Re: Add ZSON extension to /contrib/

From: Tomas Vondra <tomas(dot)vondra(at)enterprisedb(dot)com>
To: Peter Eisentraut <peter(dot)eisentraut(at)enterprisedb(dot)com>, Aleksander Alekseev <aleksander(at)timescale(dot)com>, PostgreSQL Hackers <pgsql-hackers(at)lists(dot)postgresql(dot)org>
Cc: Joel Jacobson <joel(at)compiler(dot)org>, Bruce Momjian <bruce(at)momjian(dot)us>, Andrew Dunstan <andrew(at)dunslane(dot)net>, Tom Lane <tgl(at)sss(dot)pgh(dot)pa(dot)us>, Matthias van de Meent <boekewurm+postgres(at)gmail(dot)com>
Subject: Re: Add ZSON extension to /contrib/
Date: 2021-07-10 18:47:49
Message-ID: d524cc65-6d45-2ffd-fc9b-eb60b964d02e@enterprisedb.com
Views: Raw Message | Whole Thread | Download mbox | Resend email
Thread:
Lists: pgsql-hackers

On 7/3/21 12:34 PM, Peter Eisentraut wrote:
> On 04.06.21 17:09, Aleksander Alekseev wrote:
>> I decided to add the patch to the nearest commitfest.
>
> With respect to the commit fest submission, I don't think there is
> consensus right now to add this.  I think people would prefer that this
> dictionary facility be somehow made available in the existing JSON
> types.  Also, I sense that there is still some volatility about some of
> the details of how this extension should work and its scope.  I think
> this is served best as an external extension for now.

I agree there's a lot of open questions to figure out, but I think this
"column-level compression" capability has a lot of potential. Not just
for structured documents like JSON, but maybe even for scalar types.
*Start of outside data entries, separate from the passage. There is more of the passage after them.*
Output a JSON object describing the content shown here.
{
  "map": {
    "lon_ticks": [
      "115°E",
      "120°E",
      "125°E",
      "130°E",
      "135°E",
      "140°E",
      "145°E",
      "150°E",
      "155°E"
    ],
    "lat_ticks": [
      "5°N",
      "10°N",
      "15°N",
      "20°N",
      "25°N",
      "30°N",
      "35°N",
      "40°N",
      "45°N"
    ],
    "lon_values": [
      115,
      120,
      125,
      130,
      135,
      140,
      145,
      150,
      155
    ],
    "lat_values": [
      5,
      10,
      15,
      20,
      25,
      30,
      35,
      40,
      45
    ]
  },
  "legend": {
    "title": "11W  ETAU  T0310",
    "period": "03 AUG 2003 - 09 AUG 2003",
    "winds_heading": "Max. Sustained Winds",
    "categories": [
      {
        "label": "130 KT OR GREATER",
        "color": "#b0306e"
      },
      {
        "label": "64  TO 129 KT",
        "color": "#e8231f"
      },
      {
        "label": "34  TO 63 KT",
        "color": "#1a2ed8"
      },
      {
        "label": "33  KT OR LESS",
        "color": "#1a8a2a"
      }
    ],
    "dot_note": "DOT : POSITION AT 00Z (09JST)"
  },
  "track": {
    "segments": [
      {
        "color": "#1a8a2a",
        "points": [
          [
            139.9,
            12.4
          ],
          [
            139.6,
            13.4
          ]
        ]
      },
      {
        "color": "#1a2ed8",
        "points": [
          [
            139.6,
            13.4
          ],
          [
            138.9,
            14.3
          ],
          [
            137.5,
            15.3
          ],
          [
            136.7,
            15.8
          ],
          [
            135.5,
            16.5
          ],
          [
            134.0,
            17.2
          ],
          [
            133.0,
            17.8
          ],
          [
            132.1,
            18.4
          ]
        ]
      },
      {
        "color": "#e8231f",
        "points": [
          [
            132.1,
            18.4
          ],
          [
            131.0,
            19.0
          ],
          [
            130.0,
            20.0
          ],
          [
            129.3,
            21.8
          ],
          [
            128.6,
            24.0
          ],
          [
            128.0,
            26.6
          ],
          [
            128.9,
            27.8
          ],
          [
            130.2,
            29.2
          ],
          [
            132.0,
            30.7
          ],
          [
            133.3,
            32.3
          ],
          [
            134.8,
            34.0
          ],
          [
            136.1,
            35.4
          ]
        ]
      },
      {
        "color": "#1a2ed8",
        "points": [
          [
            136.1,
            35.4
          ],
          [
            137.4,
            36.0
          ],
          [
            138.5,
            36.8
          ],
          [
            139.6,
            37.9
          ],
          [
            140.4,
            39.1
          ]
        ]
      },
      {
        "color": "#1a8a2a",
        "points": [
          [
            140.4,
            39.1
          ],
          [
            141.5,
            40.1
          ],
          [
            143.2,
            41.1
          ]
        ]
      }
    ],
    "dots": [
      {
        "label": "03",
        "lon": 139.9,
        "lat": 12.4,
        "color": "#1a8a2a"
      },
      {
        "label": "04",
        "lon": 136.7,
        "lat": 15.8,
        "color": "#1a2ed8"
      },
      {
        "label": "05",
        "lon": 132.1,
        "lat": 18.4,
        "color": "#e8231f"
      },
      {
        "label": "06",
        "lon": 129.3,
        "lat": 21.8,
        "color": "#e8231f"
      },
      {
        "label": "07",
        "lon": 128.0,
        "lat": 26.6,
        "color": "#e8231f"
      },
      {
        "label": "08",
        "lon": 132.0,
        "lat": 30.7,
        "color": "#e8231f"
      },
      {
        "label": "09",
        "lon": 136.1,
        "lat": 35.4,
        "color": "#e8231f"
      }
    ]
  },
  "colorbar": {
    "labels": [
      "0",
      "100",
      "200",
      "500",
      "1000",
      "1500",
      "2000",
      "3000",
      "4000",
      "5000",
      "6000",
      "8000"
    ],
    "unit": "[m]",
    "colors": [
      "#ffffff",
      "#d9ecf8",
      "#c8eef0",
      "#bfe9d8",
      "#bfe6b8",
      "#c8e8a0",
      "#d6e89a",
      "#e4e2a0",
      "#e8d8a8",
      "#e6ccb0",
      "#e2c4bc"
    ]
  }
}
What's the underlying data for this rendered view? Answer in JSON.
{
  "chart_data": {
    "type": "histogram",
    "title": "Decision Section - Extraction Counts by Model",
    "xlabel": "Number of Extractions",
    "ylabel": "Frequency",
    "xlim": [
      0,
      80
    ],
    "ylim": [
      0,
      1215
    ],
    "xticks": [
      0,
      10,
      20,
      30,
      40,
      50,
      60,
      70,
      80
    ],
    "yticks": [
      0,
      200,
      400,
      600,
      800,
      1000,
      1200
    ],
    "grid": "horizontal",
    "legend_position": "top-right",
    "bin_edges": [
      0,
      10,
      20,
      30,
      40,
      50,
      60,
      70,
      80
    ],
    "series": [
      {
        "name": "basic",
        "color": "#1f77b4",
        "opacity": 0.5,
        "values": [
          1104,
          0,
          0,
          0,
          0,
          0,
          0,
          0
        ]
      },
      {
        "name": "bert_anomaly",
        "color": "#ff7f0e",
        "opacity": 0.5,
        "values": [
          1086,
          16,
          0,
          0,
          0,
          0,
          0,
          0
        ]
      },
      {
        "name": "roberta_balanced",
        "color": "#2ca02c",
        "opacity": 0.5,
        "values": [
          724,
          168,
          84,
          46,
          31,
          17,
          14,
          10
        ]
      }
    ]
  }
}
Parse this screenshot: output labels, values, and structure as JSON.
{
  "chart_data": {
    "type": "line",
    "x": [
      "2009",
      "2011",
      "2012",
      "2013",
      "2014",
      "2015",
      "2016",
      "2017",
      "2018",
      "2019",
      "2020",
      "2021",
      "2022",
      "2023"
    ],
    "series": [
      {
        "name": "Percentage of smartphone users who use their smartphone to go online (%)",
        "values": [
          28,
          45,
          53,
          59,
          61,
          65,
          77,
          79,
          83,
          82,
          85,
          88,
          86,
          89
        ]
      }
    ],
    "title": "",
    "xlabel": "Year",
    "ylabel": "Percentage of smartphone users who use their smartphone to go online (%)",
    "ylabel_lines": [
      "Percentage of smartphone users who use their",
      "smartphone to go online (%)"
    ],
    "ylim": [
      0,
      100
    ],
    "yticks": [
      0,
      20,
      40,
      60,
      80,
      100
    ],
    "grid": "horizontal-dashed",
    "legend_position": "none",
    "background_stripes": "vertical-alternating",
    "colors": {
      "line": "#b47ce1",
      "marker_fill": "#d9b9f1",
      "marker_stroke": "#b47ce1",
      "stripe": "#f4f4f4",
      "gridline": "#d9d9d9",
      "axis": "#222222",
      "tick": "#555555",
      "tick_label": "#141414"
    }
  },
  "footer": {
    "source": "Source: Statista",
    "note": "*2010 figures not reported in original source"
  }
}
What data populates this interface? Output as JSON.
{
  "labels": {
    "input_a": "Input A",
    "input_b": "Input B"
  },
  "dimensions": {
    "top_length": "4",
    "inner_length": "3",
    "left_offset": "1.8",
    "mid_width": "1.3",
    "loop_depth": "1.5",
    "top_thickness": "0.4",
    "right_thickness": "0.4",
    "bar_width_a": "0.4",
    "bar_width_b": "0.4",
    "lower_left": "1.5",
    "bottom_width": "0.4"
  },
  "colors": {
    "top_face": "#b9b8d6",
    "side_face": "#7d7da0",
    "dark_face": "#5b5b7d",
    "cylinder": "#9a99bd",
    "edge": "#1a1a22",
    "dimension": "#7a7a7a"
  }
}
I don't think the question whether this should be built into jsonb, a
separate built-in type, contrib type or something external is the one we
need to answer first.

The first thing I'd like to see is some "proof" that it's actually
useful in practice - there were some claims about people/customers using
it and being happy with the benefits, but there were no actual examples
of data sets that are expected to benefit, compression ratios etc. And
considering that [1] went unnoticed for 5 years, I have my doubts about
it being used very widely. (I may be wrong and maybe people are just not
casting jsonb to zson.)

I've tried to use this on the one large non-synthetic JSONB dataset I
had at hand at the moment, which is the bitcoin blockchain. That's ~1TB
with JSONB, and when I tried using ZSON instead there was no measurable
benefit, in fact the database was a bit larger. But I admit btc data is
rather strange, because it contains a lot of randomness (all the tx and
block IDs are random-looking hashes, etc.), and there's a lot of them in
each document. So maybe that's simply a data set that can't benefit from
zson on principle.

I also suspect the zson_extract_strings() is pretty inefficient and I
ran into various issues with the btc blocks which have very many keys,
often far more than the 10k limit.

In any case, I think having a clear example(s) of practical data sets
that benefit from using zson would be very useful, both to guide the
development and to show what the potential gains are.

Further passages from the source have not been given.